Senator, your public key please?

E. ALLEN SMITH EALLENSMITH at ocelot.Rutgers.EDU
Wed May 22 00:32:21 PDT 1996


From:	IN%"frantz at netcom.com" 18-MAY-1996 21:54:01.23

>This is exactly analogous to slanderous attack on someone's reputation.  As
>soon as people realize that the mere fact that a key has a signature does
>not mean that the key-owner solicited the signature, the problem goes away.
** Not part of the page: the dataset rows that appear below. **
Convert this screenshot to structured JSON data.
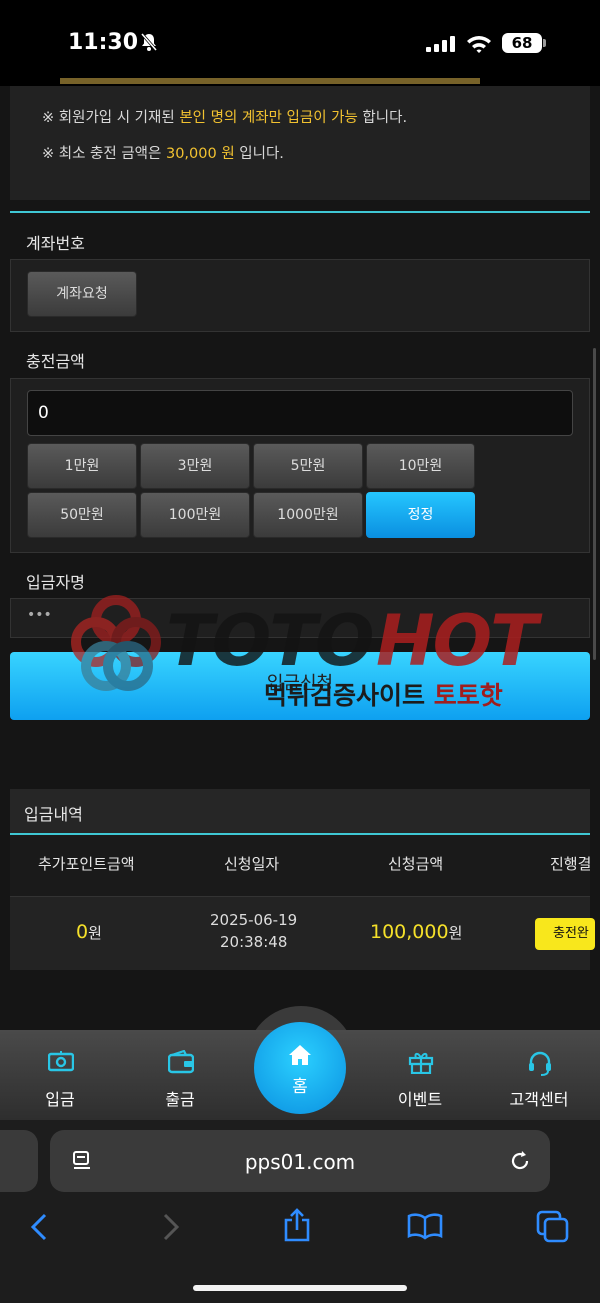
{
  "status": {
    "time": "11:30",
    "battery": "68"
  },
  "notice": {
    "line1_prefix": "※ 회원가입 시 기재된 ",
    "line1_highlight": "본인 명의 계좌만 입금이 가능",
    "line1_suffix": " 합니다.",
    "line2_prefix": "※ 최소 충전 금액은 ",
    "line2_highlight": "30,000 원",
    "line2_suffix": " 입니다."
  },
  "account": {
    "title": "계좌번호",
    "request_button": "계좌요청"
  },
  "charge": {
    "title": "충전금액",
    "amount_value": "0",
    "buttons": [
      "1만원",
      "3만원",
      "5만원",
      "10만원",
      "50만원",
      "100만원",
      "1000만원"
    ],
    "correct_button": "정정"
  },
  "depositor": {
    "title": "입금자명",
    "value": "•••"
  },
  "submit_label": "입금신청",
  "watermark": {
    "logo_part1": "TOTO",
    "logo_part2": "HOT",
    "subtitle_part1": "먹튀검증사이트 ",
    "subtitle_part2": "토토핫"
  },
  "history": {
    "title": "입금내역",
    "columns": [
      "추가포인트금액",
      "신청일자",
      "신청금액",
      "진행결"
    ],
    "rows": [
      {
        "bonus_amount": "0",
        "bonus_unit": "원",
        "date": "2025-06-19",
        "time": "20:38:48",
        "amount": "100,000",
        "amount_unit": "원",
        "status": "충전완"
      }
    ]
  },
  "bottom_nav": {
    "deposit": "입금",
    "withdraw": "출금",
    "home": "홈",
    "event": "이벤트",
    "support": "고객센터"
  },
  "browser": {
    "url": "pps01.com"
  },
  "colors": {
    "accent": "#0ea0f0",
    "highlight": "#f2c230",
    "teal": "#3fc7d4"
  }
}
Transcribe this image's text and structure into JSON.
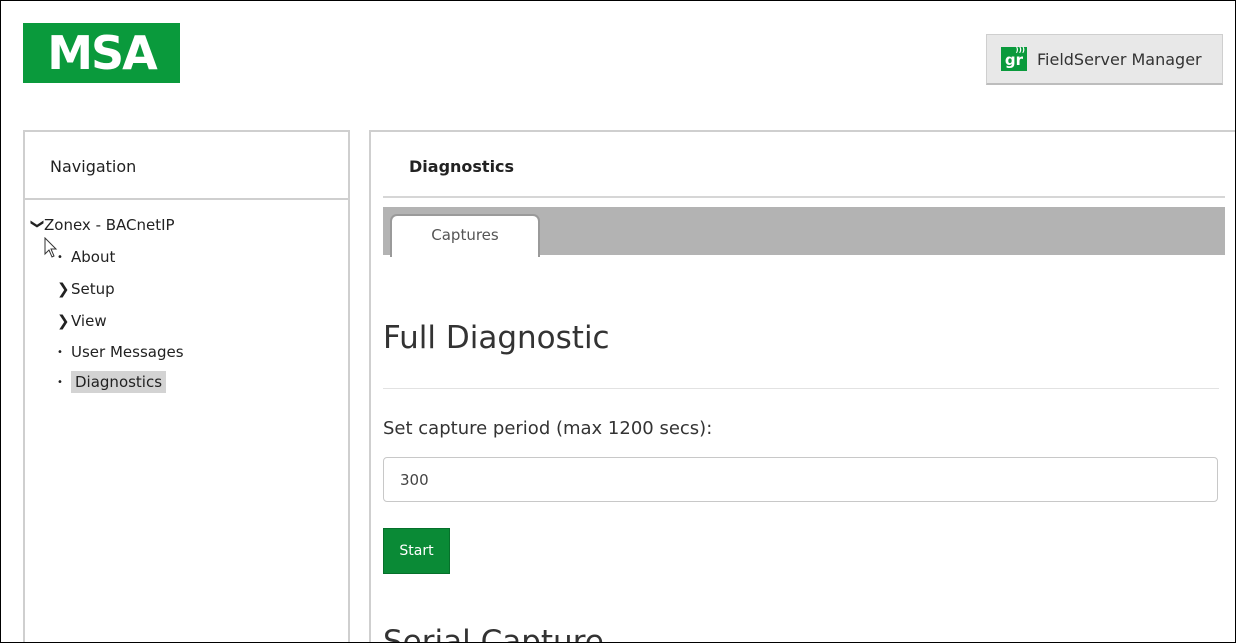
{
  "brand": {
    "logo_text": "MSA",
    "accent": "#0a9a3c"
  },
  "header": {
    "fsm_button_label": "FieldServer Manager",
    "fsm_icon_text": "gr"
  },
  "navigation": {
    "title": "Navigation",
    "root": "Zonex - BACnetIP",
    "items": [
      {
        "label": "About",
        "kind": "leaf"
      },
      {
        "label": "Setup",
        "kind": "collapsed"
      },
      {
        "label": "View",
        "kind": "collapsed"
      },
      {
        "label": "User Messages",
        "kind": "leaf"
      },
      {
        "label": "Diagnostics",
        "kind": "leaf",
        "selected": true
      }
    ]
  },
  "main": {
    "title": "Diagnostics",
    "tabs": [
      {
        "label": "Captures",
        "active": true
      }
    ],
    "section_heading": "Full Diagnostic",
    "capture_label": "Set capture period (max 1200 secs):",
    "capture_value": "300",
    "start_label": "Start",
    "next_section_heading": "Serial Capture"
  }
}
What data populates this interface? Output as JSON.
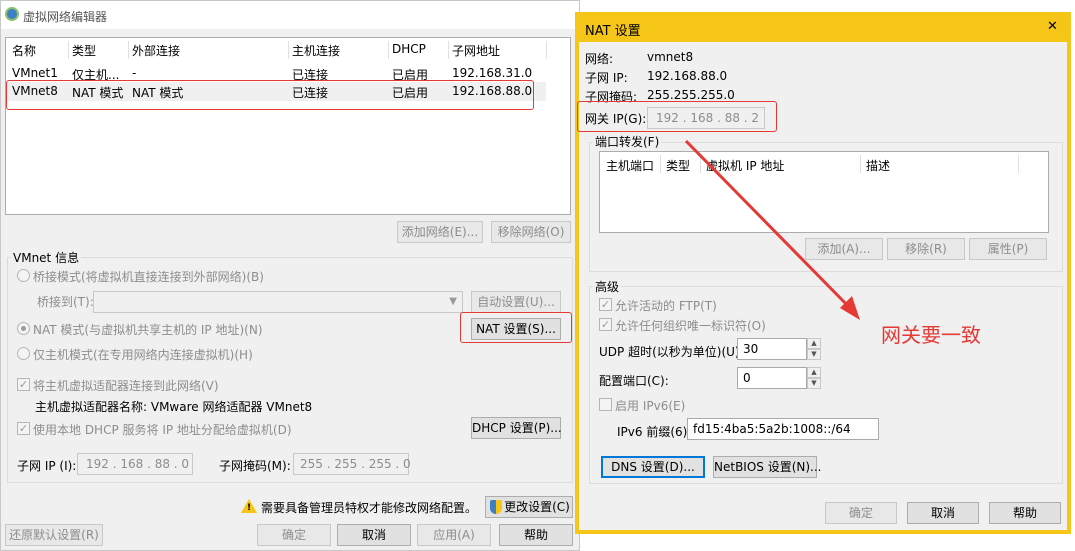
{
  "left": {
    "title": "虚拟网络编辑器",
    "table": {
      "headers": [
        "名称",
        "类型",
        "外部连接",
        "主机连接",
        "DHCP",
        "子网地址"
      ],
      "rows": [
        [
          "VMnet1",
          "仅主机...",
          "-",
          "已连接",
          "已启用",
          "192.168.31.0"
        ],
        [
          "VMnet8",
          "NAT 模式",
          "NAT 模式",
          "已连接",
          "已启用",
          "192.168.88.0"
        ]
      ]
    },
    "add_network": "添加网络(E)...",
    "remove_network": "移除网络(O)",
    "vmnet_info": "VMnet 信息",
    "bridge_mode": "桥接模式(将虚拟机直接连接到外部网络)(B)",
    "bridge_to": "桥接到(T):",
    "auto_settings": "自动设置(U)...",
    "nat_mode": "NAT 模式(与虚拟机共享主机的 IP 地址)(N)",
    "nat_settings": "NAT 设置(S)...",
    "host_only": "仅主机模式(在专用网络内连接虚拟机)(H)",
    "connect_adapter": "将主机虚拟适配器连接到此网络(V)",
    "adapter_name": "主机虚拟适配器名称: VMware 网络适配器 VMnet8",
    "use_dhcp": "使用本地 DHCP 服务将 IP 地址分配给虚拟机(D)",
    "dhcp_settings": "DHCP 设置(P)...",
    "subnet_ip_label": "子网 IP (I):",
    "subnet_ip": "192 . 168 . 88 . 0",
    "subnet_mask_label": "子网掩码(M):",
    "subnet_mask": "255 . 255 . 255 . 0",
    "admin_notice": "需要具备管理员特权才能修改网络配置。",
    "change_settings": "更改设置(C)",
    "restore_defaults": "还原默认设置(R)",
    "ok": "确定",
    "cancel": "取消",
    "apply": "应用(A)",
    "help": "帮助"
  },
  "right": {
    "title": "NAT 设置",
    "network_label": "网络:",
    "network": "vmnet8",
    "subnet_ip_label": "子网 IP:",
    "subnet_ip": "192.168.88.0",
    "subnet_mask_label": "子网掩码:",
    "subnet_mask": "255.255.255.0",
    "gateway_label": "网关 IP(G):",
    "gateway_ip": "192 . 168 . 88 . 2",
    "port_forwarding": "端口转发(F)",
    "pf_headers": [
      "主机端口",
      "类型",
      "虚拟机 IP 地址",
      "描述"
    ],
    "add": "添加(A)...",
    "remove": "移除(R)",
    "properties": "属性(P)",
    "advanced": "高级",
    "allow_ftp": "允许活动的 FTP(T)",
    "allow_oui": "允许任何组织唯一标识符(O)",
    "udp_timeout_label": "UDP 超时(以秒为单位)(U):",
    "udp_timeout": "30",
    "config_port_label": "配置端口(C):",
    "config_port": "0",
    "enable_ipv6": "启用 IPv6(E)",
    "ipv6_prefix_label": "IPv6 前缀(6):",
    "ipv6_prefix": "fd15:4ba5:5a2b:1008::/64",
    "dns_settings": "DNS 设置(D)...",
    "netbios_settings": "NetBIOS 设置(N)...",
    "ok": "确定",
    "cancel": "取消",
    "help": "帮助",
    "close_glyph": "✕"
  },
  "annotation": "网关要一致",
  "colors": {
    "accent": "#e53935",
    "nat_titlebar": "#f5c518"
  }
}
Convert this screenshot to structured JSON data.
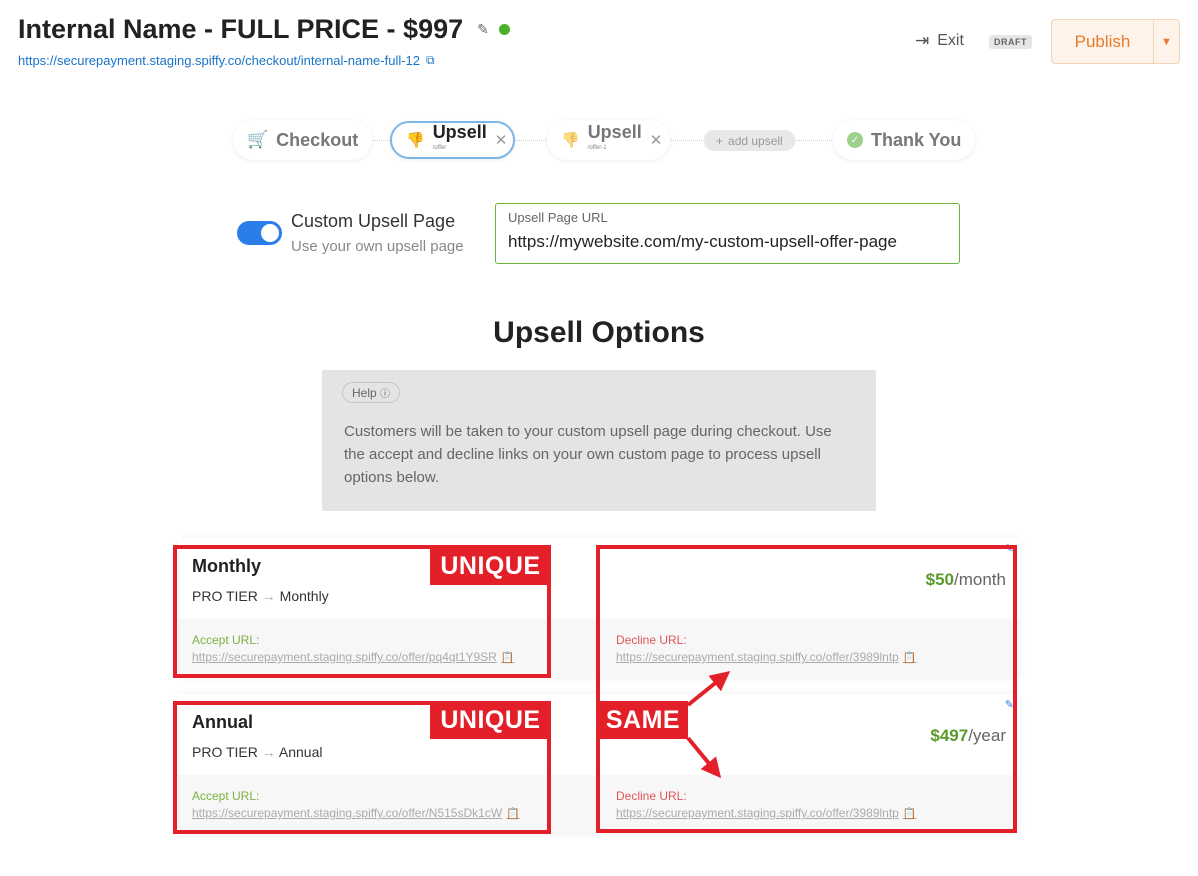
{
  "header": {
    "title": "Internal Name - FULL PRICE - $997",
    "url": "https://securepayment.staging.spiffy.co/checkout/internal-name-full-12",
    "exit_label": "Exit",
    "draft_badge": "DRAFT",
    "publish_label": "Publish",
    "status_color": "#4caf28"
  },
  "steps": {
    "checkout": "Checkout",
    "upsell_active": "Upsell",
    "upsell_active_sub": "/offer",
    "upsell_2": "Upsell",
    "upsell_2_sub": "/offer-1",
    "add_upsell": "add upsell",
    "thank_you": "Thank You"
  },
  "custom_page": {
    "title": "Custom Upsell Page",
    "subtitle": "Use your own upsell page",
    "enabled": true,
    "url_label": "Upsell Page URL",
    "url_value": "https://mywebsite.com/my-custom-upsell-offer-page"
  },
  "upsell_options": {
    "title": "Upsell Options",
    "help_chip": "Help",
    "help_text": "Customers will be taken to your custom upsell page during checkout. Use the accept and decline links on your own custom page to process upsell options below."
  },
  "options": [
    {
      "name": "Monthly",
      "tier": "PRO TIER",
      "plan": "Monthly",
      "price": "$50",
      "period": "/month",
      "accept_label": "Accept URL:",
      "accept_url": "https://securepayment.staging.spiffy.co/offer/pq4qt1Y9SR",
      "decline_label": "Decline URL:",
      "decline_url": "https://securepayment.staging.spiffy.co/offer/3989lntp"
    },
    {
      "name": "Annual",
      "tier": "PRO TIER",
      "plan": "Annual",
      "price": "$497",
      "period": "/year",
      "accept_label": "Accept URL:",
      "accept_url": "https://securepayment.staging.spiffy.co/offer/N515sDk1cW",
      "decline_label": "Decline URL:",
      "decline_url": "https://securepayment.staging.spiffy.co/offer/3989lntp"
    }
  ],
  "annotations": {
    "unique_1": "UNIQUE",
    "unique_2": "UNIQUE",
    "same": "SAME",
    "color": "#e3202a"
  }
}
	This is interesting in light of social networks analysis as applied
to the web of trust (one interesting web-reference on such analysis is at
http://www.mpi-fg-koeln.mpg.de/~lk/netvis.html; as well as some examples - use
a graphics-capable web browser - it has some links to a FTP site with
programs). One method of such analysis uses what is sometimes called "gravity;"
under it, positions move to be close to those to which they are linked. This
can be one-way or two-way; the above fact may imply that signing someone's key
should move one closer to that person - and not the other way around. Of
course, when analyzing the result, one should keep in mind that one may not
have beneficial intent when signing a key; LD's signatures are examples. Thus,
closeness on such a network may imply a high degree of relationship, but not
a high degree of _positive_ relationship.